Still, it’s a start—and every gesture counts. Van Houtan believes the MBARI study may help target next steps for reducing microplastics.
“One of the things that was pretty prominent in our results was that 40 percent of the materials that we were able to identify to a specific plastic polymer were from PET—that’s the triangle with the number ‘1’ inside that you see in recycling. It’s polyethylene terephthalate, which is very common in single-use consumer products like food containers, beverage containers or things like ketchup bottles or soda bottles. So that’s something we can change,” Van Houtan said. “With such a large, geopolitically entrenched problem like this, there’s probably not going to be a silver bullet. However, we do know that if we stop producing and using these materials, that will stop the flow.”
While the MBARI study did look at common materials used in the local fisheries and maritime operations in Monterey Bay to try to determine if the pollution was originating locally, Van Houtan said, researchers did not find much similarity between those materials and the microplastics they pulled from the ocean. He also said that while he believed much of the plastic they found originated from land, a significant amount came from worldwide dumping of trash directly into the ocean. The group measured the water column in two different locations and found more plastic further offshore than they did near the shore.

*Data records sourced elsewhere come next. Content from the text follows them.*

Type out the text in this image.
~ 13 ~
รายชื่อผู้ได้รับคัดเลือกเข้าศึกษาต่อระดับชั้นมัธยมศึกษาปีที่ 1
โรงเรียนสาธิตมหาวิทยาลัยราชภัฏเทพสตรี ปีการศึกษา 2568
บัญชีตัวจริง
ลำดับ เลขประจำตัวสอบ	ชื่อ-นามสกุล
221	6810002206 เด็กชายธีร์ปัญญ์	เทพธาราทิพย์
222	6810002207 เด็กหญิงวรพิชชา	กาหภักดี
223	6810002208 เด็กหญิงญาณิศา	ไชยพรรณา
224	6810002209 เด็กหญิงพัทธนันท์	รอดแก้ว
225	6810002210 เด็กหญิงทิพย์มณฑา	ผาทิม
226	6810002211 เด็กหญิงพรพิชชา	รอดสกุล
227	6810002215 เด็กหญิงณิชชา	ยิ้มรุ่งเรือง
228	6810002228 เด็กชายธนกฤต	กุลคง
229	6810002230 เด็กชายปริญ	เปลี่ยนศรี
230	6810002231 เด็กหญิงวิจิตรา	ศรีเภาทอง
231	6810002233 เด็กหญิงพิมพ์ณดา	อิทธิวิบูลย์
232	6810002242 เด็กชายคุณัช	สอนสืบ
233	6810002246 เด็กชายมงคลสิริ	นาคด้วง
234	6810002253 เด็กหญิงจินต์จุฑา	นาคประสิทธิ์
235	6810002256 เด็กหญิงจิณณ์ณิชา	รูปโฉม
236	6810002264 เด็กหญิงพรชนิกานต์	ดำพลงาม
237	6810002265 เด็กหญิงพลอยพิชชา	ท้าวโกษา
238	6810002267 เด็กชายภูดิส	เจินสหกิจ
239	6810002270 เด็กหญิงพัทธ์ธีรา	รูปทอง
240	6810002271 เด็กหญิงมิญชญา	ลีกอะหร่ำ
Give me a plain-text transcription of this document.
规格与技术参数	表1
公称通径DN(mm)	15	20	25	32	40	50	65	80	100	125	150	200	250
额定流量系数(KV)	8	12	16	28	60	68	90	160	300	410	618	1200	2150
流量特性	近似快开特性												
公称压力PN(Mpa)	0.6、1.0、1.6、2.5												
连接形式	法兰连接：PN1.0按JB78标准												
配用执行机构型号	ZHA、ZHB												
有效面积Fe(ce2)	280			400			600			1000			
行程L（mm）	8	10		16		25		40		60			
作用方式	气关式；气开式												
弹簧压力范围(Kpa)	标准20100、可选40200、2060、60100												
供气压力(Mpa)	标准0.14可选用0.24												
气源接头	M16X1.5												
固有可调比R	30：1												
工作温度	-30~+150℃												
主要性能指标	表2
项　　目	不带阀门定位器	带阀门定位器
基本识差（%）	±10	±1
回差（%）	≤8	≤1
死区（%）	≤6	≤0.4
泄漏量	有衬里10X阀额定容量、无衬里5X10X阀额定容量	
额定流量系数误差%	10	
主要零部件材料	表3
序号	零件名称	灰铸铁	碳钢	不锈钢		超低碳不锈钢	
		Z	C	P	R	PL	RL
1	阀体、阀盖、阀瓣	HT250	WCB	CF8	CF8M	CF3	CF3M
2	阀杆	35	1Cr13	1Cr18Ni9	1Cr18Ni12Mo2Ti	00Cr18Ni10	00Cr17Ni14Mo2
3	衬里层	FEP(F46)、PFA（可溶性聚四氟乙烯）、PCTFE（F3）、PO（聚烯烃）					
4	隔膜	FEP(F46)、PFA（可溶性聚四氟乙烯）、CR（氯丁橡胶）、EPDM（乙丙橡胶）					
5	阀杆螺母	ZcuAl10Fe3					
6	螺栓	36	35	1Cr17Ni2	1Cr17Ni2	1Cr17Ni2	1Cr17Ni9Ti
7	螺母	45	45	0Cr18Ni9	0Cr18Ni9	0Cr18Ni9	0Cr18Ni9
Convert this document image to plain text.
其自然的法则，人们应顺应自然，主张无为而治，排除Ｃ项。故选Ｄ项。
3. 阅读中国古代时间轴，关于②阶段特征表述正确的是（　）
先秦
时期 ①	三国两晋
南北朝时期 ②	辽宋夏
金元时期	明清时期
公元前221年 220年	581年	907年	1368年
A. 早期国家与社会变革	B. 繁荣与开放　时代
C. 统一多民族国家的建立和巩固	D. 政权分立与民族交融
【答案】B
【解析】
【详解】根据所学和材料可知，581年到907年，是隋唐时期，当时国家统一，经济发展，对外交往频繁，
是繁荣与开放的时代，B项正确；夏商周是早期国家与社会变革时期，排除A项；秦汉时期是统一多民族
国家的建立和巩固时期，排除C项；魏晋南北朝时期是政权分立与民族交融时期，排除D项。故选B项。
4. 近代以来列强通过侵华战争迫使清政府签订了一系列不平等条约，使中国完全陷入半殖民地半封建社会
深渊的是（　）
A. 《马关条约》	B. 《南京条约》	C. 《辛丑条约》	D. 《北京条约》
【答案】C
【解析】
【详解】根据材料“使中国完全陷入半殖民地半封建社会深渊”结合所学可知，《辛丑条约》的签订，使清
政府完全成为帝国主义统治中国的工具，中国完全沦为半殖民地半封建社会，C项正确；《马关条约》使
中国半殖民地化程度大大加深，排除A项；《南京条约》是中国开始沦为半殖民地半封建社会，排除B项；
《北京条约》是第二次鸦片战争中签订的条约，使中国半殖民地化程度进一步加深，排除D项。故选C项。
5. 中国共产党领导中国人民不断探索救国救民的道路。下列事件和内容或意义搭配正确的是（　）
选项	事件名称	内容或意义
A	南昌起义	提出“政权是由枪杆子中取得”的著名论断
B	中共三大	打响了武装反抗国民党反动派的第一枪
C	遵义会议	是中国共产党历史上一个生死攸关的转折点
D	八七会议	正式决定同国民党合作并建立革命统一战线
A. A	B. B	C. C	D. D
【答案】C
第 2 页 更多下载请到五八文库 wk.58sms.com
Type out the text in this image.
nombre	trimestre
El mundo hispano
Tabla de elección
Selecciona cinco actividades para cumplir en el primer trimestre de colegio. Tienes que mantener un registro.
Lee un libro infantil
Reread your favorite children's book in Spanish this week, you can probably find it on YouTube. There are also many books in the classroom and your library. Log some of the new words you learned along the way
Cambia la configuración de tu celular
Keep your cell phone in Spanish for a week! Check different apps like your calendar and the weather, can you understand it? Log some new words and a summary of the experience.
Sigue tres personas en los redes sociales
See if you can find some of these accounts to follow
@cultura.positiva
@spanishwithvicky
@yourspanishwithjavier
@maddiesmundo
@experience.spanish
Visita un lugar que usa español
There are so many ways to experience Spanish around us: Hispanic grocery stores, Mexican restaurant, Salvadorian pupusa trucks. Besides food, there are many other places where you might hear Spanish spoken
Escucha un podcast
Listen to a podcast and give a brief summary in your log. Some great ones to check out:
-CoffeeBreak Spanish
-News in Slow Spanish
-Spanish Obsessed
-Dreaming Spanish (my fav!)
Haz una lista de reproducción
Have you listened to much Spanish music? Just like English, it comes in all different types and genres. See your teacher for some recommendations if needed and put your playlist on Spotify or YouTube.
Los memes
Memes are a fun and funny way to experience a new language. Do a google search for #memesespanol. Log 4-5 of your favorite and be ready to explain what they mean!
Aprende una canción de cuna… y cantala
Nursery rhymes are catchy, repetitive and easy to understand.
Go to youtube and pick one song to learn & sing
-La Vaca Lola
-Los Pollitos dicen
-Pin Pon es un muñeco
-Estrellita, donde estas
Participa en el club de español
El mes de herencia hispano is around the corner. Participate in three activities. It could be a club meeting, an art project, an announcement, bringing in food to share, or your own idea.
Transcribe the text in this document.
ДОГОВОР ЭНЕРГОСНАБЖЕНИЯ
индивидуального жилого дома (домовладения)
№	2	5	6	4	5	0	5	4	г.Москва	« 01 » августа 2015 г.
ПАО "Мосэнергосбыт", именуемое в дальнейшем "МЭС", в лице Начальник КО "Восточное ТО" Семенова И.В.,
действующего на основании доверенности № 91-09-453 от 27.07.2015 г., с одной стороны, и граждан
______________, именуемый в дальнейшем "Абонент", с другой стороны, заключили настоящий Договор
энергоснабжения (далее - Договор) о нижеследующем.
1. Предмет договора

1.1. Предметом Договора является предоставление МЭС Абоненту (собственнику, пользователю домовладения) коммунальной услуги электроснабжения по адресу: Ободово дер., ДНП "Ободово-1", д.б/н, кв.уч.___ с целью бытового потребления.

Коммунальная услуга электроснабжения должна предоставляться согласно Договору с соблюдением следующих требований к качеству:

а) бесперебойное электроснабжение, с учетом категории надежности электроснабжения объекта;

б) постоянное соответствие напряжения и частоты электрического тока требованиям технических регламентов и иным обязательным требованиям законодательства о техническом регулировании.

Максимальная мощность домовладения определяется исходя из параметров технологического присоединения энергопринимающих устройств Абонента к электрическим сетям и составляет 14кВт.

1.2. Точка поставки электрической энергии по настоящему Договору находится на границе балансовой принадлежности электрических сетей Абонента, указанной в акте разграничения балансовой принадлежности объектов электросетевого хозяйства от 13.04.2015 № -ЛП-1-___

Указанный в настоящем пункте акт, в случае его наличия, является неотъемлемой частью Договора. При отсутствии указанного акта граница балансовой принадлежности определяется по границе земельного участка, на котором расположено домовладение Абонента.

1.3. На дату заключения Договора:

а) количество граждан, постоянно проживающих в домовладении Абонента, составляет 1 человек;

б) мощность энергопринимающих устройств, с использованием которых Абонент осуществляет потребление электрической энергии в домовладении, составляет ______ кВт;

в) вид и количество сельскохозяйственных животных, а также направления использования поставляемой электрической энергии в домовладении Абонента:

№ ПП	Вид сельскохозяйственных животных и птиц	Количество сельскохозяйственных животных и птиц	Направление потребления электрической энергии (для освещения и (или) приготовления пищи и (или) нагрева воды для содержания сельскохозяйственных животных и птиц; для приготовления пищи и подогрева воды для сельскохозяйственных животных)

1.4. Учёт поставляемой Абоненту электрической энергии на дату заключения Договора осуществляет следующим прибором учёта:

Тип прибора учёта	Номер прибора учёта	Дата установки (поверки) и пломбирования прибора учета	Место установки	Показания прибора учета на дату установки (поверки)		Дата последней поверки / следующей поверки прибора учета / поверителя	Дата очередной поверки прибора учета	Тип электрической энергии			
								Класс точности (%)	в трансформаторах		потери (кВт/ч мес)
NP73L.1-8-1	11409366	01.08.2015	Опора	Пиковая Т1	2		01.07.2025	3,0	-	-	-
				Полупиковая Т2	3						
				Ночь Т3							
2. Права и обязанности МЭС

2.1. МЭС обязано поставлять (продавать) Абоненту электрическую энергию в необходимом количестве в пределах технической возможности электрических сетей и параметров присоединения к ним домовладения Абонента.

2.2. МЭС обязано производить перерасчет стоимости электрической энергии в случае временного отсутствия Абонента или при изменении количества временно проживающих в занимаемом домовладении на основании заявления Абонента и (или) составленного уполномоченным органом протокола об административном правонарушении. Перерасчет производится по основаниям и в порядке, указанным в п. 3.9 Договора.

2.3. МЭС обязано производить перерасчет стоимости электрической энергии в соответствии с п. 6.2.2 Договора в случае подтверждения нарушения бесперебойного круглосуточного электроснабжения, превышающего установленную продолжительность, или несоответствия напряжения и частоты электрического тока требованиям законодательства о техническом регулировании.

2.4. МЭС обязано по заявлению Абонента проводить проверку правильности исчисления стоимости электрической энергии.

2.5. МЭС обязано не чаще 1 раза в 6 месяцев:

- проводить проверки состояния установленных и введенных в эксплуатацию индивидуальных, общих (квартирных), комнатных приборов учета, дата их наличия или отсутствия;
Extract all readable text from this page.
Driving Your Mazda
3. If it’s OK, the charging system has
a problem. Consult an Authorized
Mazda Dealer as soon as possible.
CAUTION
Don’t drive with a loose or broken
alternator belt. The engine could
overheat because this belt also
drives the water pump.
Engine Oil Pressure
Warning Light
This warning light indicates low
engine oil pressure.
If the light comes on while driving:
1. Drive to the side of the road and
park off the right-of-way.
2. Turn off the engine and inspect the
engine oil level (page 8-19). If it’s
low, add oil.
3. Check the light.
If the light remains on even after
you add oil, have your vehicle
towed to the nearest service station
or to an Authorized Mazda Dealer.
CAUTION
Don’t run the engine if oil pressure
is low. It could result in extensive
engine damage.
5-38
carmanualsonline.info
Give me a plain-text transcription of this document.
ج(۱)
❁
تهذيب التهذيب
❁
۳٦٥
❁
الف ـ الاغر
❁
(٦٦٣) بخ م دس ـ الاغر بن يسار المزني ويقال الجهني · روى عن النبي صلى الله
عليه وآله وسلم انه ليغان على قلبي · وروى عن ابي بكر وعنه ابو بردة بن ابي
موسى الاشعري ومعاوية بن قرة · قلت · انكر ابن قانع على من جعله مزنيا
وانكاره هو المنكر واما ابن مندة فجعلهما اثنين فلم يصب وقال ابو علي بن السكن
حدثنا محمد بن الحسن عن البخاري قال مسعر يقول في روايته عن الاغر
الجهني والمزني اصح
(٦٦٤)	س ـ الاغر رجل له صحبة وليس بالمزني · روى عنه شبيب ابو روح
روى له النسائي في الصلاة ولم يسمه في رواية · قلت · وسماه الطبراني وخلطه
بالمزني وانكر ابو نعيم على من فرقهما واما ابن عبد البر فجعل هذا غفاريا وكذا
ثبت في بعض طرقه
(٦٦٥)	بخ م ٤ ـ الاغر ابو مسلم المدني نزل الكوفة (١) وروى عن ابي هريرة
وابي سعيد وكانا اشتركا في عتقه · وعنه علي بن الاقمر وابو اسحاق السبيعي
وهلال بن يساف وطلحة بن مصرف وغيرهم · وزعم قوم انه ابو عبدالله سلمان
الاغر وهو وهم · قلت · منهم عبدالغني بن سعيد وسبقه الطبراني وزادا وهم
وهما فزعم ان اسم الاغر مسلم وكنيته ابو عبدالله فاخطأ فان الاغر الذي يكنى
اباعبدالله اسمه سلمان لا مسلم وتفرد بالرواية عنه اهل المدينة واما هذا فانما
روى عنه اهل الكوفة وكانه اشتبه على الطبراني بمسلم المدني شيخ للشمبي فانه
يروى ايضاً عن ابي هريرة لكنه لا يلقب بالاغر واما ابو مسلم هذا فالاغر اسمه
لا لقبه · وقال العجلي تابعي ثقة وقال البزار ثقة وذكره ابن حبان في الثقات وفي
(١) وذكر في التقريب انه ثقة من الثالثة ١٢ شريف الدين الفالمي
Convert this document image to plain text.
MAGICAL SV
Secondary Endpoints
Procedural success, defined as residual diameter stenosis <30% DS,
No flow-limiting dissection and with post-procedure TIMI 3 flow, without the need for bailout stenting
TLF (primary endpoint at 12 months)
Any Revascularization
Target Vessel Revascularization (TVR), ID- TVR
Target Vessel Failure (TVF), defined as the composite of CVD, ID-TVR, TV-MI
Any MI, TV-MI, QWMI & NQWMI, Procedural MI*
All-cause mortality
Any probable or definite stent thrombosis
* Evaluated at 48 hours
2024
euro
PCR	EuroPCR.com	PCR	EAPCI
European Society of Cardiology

“We have a reckoning to make with our use of plastics in the United States. We’ve become so used to these materials because they’re durable and they’re very useful … but it’s time, and we especially need to start with these single-use products. There’s just simply no need to be using things and throwing them away like this,” Van Houtan said. “The ocean is obviously a place where everyone likes to recreate and surf and fish and have fun, but it also regulates our climate, it also produces protein for billions of people on this planet, and we can’t take it for granted and we can’t keep throwing our trash in it and expect it to keep taking care of us in the way it has. We have to do a better job.”